Selain itu, pemerintah dan DPR juga diminta membuka kepada publik draf RKUHP yang terakhir sebagai bagian dari hak publik untuk tahu serta untuk memenuhi asas transparansi dan akuntabilitas.
Komnas HAM juga meminta kepada Presiden dan DPR agar rencana pengesahan RKUHP ditunda supaya pembahasan serta pengesahan RKUHP membawa perubahan yang signifikan bagi perlindungan dan penegakan HAM.
Seperti diberitakan sebelumnya, dalam Rapat Paripurna DPR yang digelar Kamis (2/4/2020), disetujui agar RKUHP dilanjutkan pembahasannya ke tingkat II atau persetujuan pengesahan menjadi UU dalam Rapat Paripurna DPR.
Namun, kemudian sejumlah anggota Komisi III DPR tidak ingin RKUHP yang materinya sudah disetujui di tingkat I oleh DPR periode 2014-2019 langsung disahkan. Salah satu penyebabnya karena masih banyak pasal di RKUHP yang dipermasalahkan oleh publik. Mereka pun berjanji akan membuka kembali ruang pembahasan terhadap pasal-pasal itu.
Selain Komnas HAM, kelompok masyarakat sipil yang tergabung dalam Aliansi Nasional Reformasi KUHP juga meminta DPR menunda pembahasan RKUHP dan fokus pada penanganan Covid-19.

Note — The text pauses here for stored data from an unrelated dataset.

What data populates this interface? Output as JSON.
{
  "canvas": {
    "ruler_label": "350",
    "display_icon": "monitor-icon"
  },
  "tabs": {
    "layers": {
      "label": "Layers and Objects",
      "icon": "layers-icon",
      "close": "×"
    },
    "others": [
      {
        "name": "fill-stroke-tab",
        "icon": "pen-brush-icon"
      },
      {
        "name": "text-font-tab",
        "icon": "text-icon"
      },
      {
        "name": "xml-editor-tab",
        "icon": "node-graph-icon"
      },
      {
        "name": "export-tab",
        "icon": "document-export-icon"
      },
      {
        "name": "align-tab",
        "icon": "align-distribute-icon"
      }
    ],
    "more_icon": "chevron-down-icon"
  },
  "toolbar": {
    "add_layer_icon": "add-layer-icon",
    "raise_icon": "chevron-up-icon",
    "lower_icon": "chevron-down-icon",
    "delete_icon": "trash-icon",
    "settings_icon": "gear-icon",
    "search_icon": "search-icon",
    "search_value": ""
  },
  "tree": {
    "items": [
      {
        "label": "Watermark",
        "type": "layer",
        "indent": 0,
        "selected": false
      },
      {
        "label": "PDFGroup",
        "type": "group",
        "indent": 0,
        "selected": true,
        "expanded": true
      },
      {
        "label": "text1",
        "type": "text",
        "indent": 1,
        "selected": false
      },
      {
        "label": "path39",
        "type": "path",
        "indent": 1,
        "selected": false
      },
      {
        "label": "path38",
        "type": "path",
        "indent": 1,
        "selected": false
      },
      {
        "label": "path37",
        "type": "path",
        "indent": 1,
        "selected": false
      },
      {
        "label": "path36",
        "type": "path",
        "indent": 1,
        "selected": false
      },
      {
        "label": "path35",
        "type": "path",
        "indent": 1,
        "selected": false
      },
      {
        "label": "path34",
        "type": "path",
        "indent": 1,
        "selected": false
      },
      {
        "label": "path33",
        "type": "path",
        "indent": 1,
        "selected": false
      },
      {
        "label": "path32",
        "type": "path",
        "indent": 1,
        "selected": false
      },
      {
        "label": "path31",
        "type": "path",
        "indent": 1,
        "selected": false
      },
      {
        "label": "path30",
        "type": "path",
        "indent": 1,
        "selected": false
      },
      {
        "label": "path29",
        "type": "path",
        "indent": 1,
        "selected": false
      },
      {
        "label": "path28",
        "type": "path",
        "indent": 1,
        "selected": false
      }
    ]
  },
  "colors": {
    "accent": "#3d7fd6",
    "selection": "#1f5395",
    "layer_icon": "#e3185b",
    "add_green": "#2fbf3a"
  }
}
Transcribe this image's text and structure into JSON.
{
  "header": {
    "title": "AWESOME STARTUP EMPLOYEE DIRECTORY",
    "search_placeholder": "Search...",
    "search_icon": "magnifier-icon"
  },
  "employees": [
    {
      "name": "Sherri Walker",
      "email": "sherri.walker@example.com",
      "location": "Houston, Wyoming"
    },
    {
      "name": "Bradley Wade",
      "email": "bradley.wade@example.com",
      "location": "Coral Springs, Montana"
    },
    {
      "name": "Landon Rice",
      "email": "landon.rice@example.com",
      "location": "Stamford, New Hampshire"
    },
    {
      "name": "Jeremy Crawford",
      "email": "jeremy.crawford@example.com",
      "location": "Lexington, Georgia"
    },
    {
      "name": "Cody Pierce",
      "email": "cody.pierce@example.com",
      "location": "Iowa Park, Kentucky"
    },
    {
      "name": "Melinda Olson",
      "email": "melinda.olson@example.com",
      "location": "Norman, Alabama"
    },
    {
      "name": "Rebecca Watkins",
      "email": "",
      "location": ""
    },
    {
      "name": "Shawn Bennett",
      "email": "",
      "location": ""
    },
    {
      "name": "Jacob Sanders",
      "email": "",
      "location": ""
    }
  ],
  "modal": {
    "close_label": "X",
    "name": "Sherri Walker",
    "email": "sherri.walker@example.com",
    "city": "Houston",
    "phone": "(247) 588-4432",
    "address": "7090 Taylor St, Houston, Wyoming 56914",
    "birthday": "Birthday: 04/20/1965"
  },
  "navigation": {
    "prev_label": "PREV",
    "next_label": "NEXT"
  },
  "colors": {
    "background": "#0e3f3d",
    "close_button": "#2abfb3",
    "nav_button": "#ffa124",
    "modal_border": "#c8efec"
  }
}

Peneliti Institute for Criminal Justice Reform (ICJR), Genoveva Alicia, menekankan, masih banyak pasal kontroversial di dalam RKUHP sehingga sebaiknya tidak dipaksakan untuk dibahas. Pasal bermasalah itu di antaranya penghinaan presiden dan pemerintah, larangan mempertunjukkan alat kontrasepsi, perzinaan, penggelandangan, aborsi, tindak pidana korupsi, penghinaan terhadap pengadilan, makar, tindak pidana terhadap agama, tindak pidana narkotika, serta pelanggaran HAM berat.
”Pandemi ini tidak boleh dijadikan kesempatan untuk mengesahkan RUU yang masih mengandung banyak permasalahan dan tidak dibahas secara inklusif,” kata Genoveva.

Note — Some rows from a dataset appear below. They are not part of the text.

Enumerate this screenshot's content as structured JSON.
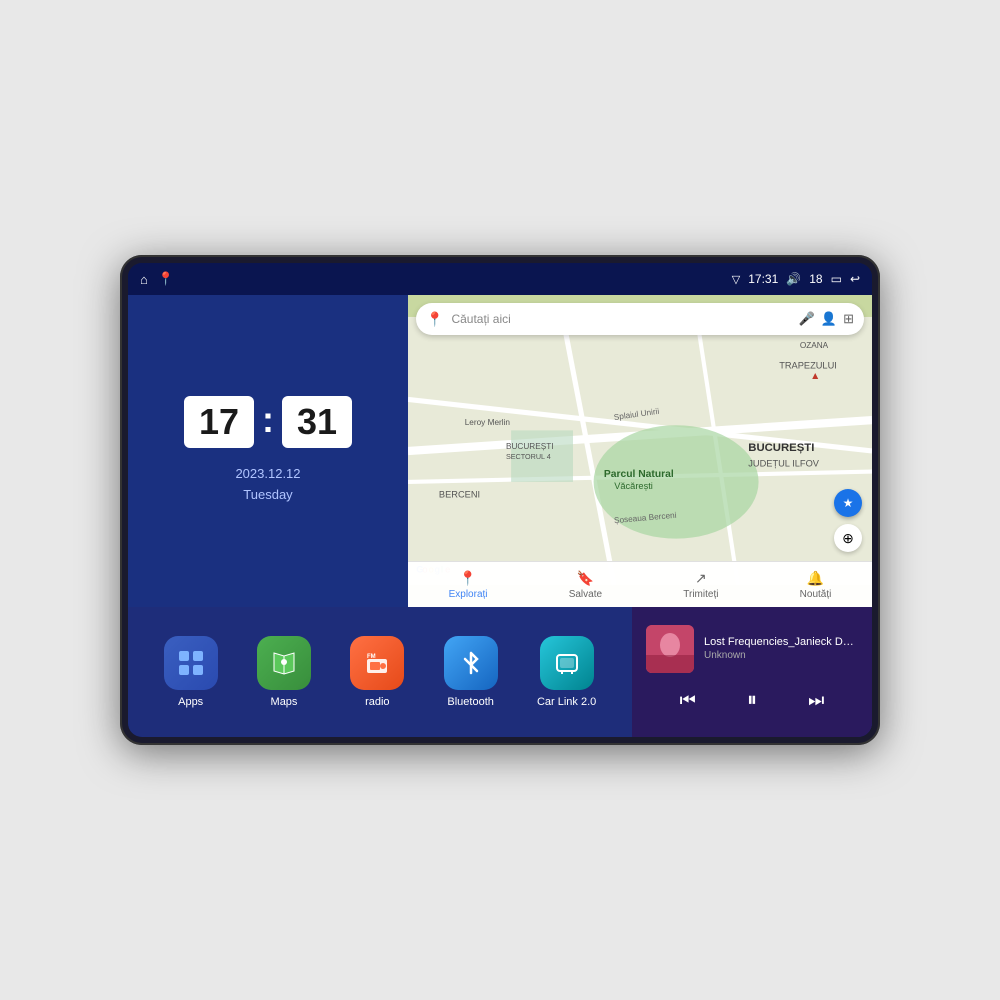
{
  "device": {
    "status_bar": {
      "left_icons": [
        "home",
        "maps"
      ],
      "time": "17:31",
      "volume_icon": "🔊",
      "battery_level": "18",
      "battery_icon": "🔋",
      "back_icon": "↩"
    },
    "clock_widget": {
      "hour": "17",
      "minute": "31",
      "date": "2023.12.12",
      "day": "Tuesday"
    },
    "map_widget": {
      "search_placeholder": "Căutați aici",
      "nav_items": [
        {
          "label": "Explorați",
          "active": true
        },
        {
          "label": "Salvate",
          "active": false
        },
        {
          "label": "Trimiteți",
          "active": false
        },
        {
          "label": "Noutăți",
          "active": false
        }
      ]
    },
    "apps": [
      {
        "id": "apps",
        "label": "Apps",
        "icon_class": "icon-apps"
      },
      {
        "id": "maps",
        "label": "Maps",
        "icon_class": "icon-maps"
      },
      {
        "id": "radio",
        "label": "radio",
        "icon_class": "icon-radio"
      },
      {
        "id": "bluetooth",
        "label": "Bluetooth",
        "icon_class": "icon-bluetooth"
      },
      {
        "id": "carlink",
        "label": "Car Link 2.0",
        "icon_class": "icon-carlink"
      }
    ],
    "music_player": {
      "title": "Lost Frequencies_Janieck Devy-...",
      "artist": "Unknown",
      "controls": {
        "prev": "⏮",
        "play": "⏸",
        "next": "⏭"
      }
    }
  }
}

Pembahasan RKUHP, lanjut Genoveva, belum melibatkan banyak pihak. Selama ini pembahasan hanya fokus dilakukan oleh ahli-ahli hukum pidana tanpa mempertimbangkan pendapat dari bidang ilmu lain yang terdampak, seperti bidang kesehatan, kesehatan masyarakat, kriminologi, pariwisata, dan ekonomi.